In 1997, a movie was made about the slave mutiny aboard a Spanish ship called La Amistad (which is ironically Spanish for “friendship”). In 1839, fifty-three African men, women, and children who were going to be sold into slavery in America rebelled and killed all but two members of the ship’s crew. After being unwittingly led to America, the would-be slaves must endure a lengthy trial deciding their fates. The movie, named after the ship on which the mutiny occurred, does an incredible job depicting the range of emotions that the characters involved went through.
Cinque, the title African character, is played by Djimon Hounsou. He is the one who made the mutiny aboard the ship possible in the first place, and does a lot throughout the movie to stimulate the eventual acquittal of the Africans, including testifying in front of the entire courtroom. Through the ups and downs of the trial, Cinque exhibits an immense range of emotions, all of which are portrayed beautifully by Hounsou.

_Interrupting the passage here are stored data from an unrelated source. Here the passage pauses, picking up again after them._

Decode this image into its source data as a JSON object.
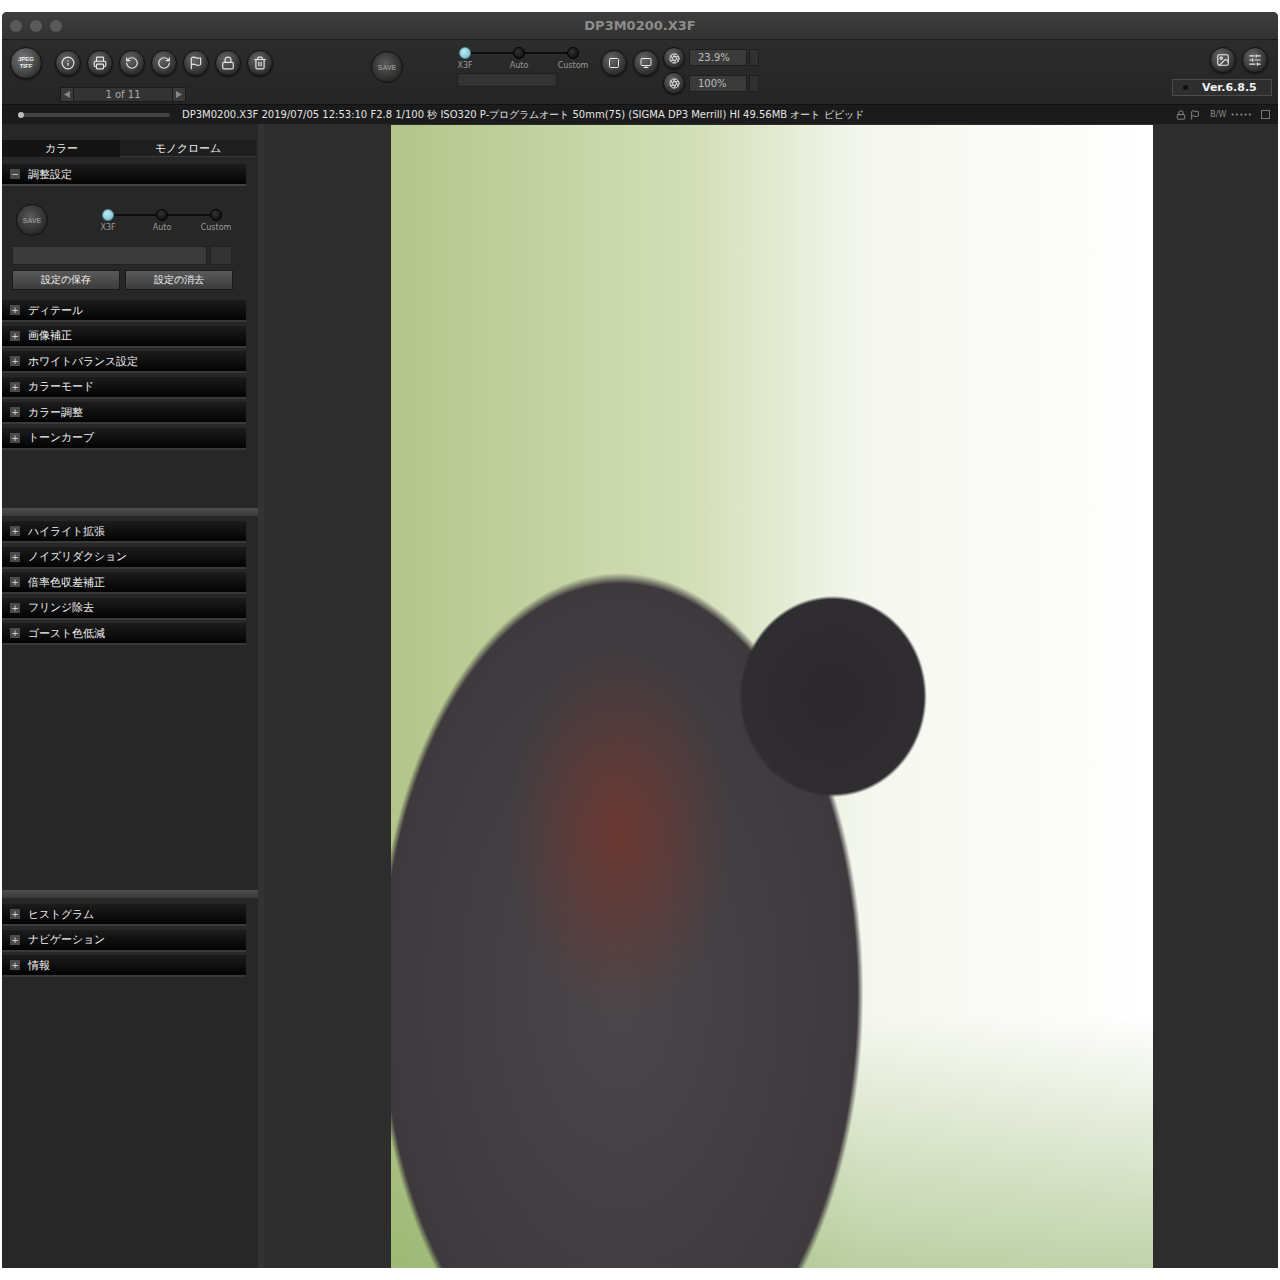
{
  "window": {
    "title": "DP3M0200.X3F"
  },
  "toolbar": {
    "export_label": [
      "JPEG",
      "TIFF"
    ],
    "save_label": "SAVE",
    "page": "1 of 11",
    "mode_slider": [
      {
        "label": "X3F",
        "selected": true
      },
      {
        "label": "Auto",
        "selected": false
      },
      {
        "label": "Custom",
        "selected": false
      }
    ],
    "zoom_fit": "23.9%",
    "zoom_actual": "100%",
    "version": "Ver.6.8.5"
  },
  "info_bar": {
    "progress_level": 0,
    "text": "DP3M0200.X3F 2019/07/05 12:53:10 F2.8 1/100 秒 ISO320 P-プログラムオート 50mm(75) (SIGMA DP3 Merrill) HI 49.56MB オート ビビッド",
    "bw_label": "B/W",
    "dots": "• • • • •"
  },
  "panel": {
    "tabs": [
      {
        "label": "カラー",
        "selected": true
      },
      {
        "label": "モノクローム",
        "selected": false
      }
    ],
    "adjust": {
      "title": "調整設定",
      "toggle": "−",
      "expanded": true,
      "save_label": "SAVE",
      "mode_slider": [
        {
          "label": "X3F",
          "selected": true
        },
        {
          "label": "Auto",
          "selected": false
        },
        {
          "label": "Custom",
          "selected": false
        }
      ],
      "buttons": [
        "設定の保存",
        "設定の消去"
      ]
    },
    "groups": [
      {
        "sections": [
          {
            "title": "ディテール",
            "toggle": "+",
            "expanded": false
          },
          {
            "title": "画像補正",
            "toggle": "+",
            "expanded": false
          },
          {
            "title": "ホワイトバランス設定",
            "toggle": "+",
            "expanded": false
          },
          {
            "title": "カラーモード",
            "toggle": "+",
            "expanded": false
          },
          {
            "title": "カラー調整",
            "toggle": "+",
            "expanded": false
          },
          {
            "title": "トーンカーブ",
            "toggle": "+",
            "expanded": false
          }
        ]
      },
      {
        "sections": [
          {
            "title": "ハイライト拡張",
            "toggle": "+",
            "expanded": false
          },
          {
            "title": "ノイズリダクション",
            "toggle": "+",
            "expanded": false
          },
          {
            "title": "倍率色収差補正",
            "toggle": "+",
            "expanded": false
          },
          {
            "title": "フリンジ除去",
            "toggle": "+",
            "expanded": false
          },
          {
            "title": "ゴースト色低減",
            "toggle": "+",
            "expanded": false
          }
        ]
      },
      {
        "sections": [
          {
            "title": "ヒストグラム",
            "toggle": "+",
            "expanded": false
          },
          {
            "title": "ナビゲーション",
            "toggle": "+",
            "expanded": false
          },
          {
            "title": "情報",
            "toggle": "+",
            "expanded": false
          }
        ]
      }
    ]
  }
}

Morgan Freeman played the role of Theodore Joadson, a former slave. A typically spirited actor, Freeman had very little impact in Amistad. There was little dialogue, or even emotion in general from his character, and it is a disappointment when you think of how well Freeman can act.
Anthony Hopkins represents John Quincy Adams in Amistad. At first seemingly uninterested in the trial, Hopkins makes you angry with his character, angry with his complete apathy and self-absorption. But when he finally agrees to represent the fifty-three Africans in the trial, his performance does not disappoint. He was, in my opinion, the best actor in Amistad.
I personally thought that Matthew McConaughey was an obscure choice for the part of Roger Baldwin. He did well in acting out the characteristic lawyer, with persistence and salesmanship, and I enjoyed watching his exhilaration after winning the freedom of the Africans.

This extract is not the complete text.